Gil Mihaely : La conférence ministérielle sur la paix au Moyen-Orient (dont la France est le principal promoteur) constitue un enjeu important pour la diplomatie française. Il est donc tout à fait normal que la France mette tout en oeuvre pour que cet événement et l’initiative derrière réussissent. Ces deux déplacements en sont la preuve. L’objectif de la France est de s’imposer de nouveau dans le jeu diplomatique proche-oriental. Rappelons que depuis l’automne dernier, la France est exclue des négociations sur le dossier syrien et que même dans les négociations sur le nucléaire avec l’Iran, la France a été marginalisée alors que les Etats-Unis étaient en première ligne. Il y a donc une opportunité à saisir : Washington est hors-jeu d’ici fin janvier prochain (date à laquelle un nouveau président s’installera à la Maison blanche).
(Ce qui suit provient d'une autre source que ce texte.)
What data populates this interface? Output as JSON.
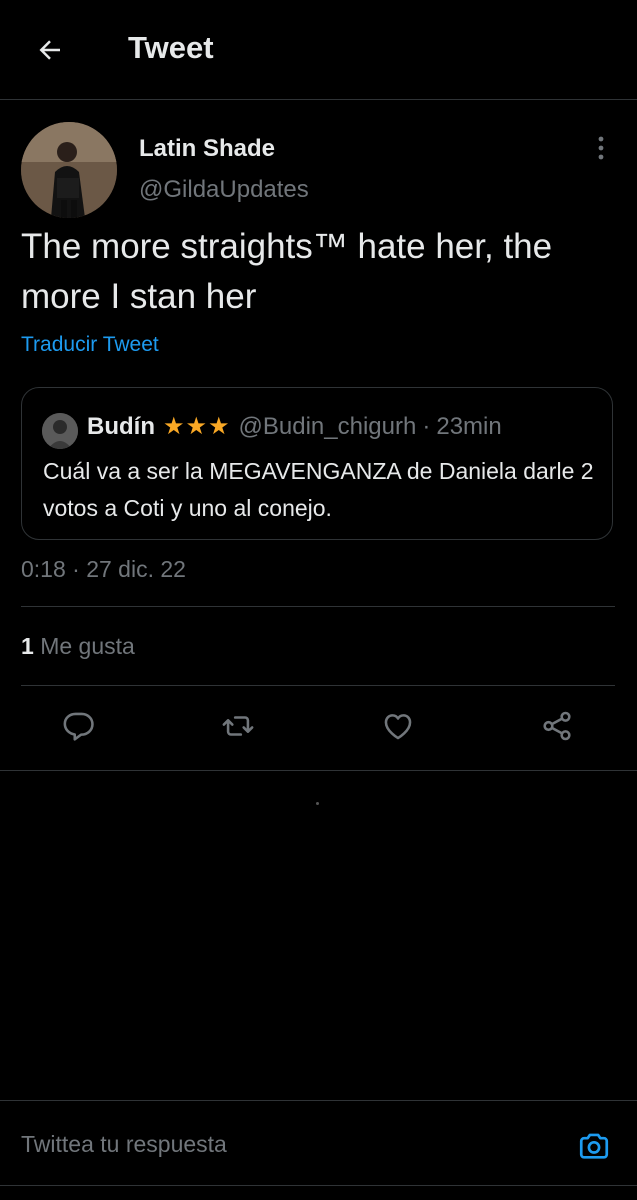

Paris peut donc essayer de tirer la couverture (surtout médiatique) à elle et gagner quelques points dans les opinions publiques arabes. Valls et Ayrault ont donc pour mission d’éviter que les principaux intéressés (Palestiniens et Israéliens), pourtant non invités à Paris, ne torpillent l’initiative trop tôt car sinon Paris n'en tirera aucun mérite.                 

Les relations franco-israéliennes sont actuellement tendues et le Premier ministre israélien a mis en doute récemment l'"impartialité" de l'initiative française visant à organiser une conférence internationale pour relancer le processus de paix entre Israéliens et Palestiniens. L'image favorable dont jouit le Premier ministre français en Israël (du fait notamment de ses prises de position contre l'antisémitisme) suffira-t-elle à susciter l'adhésion de Benyamin Netanyahou au projet français ? A quel point les relations entre la France et Israël sont-elles dégradées ? 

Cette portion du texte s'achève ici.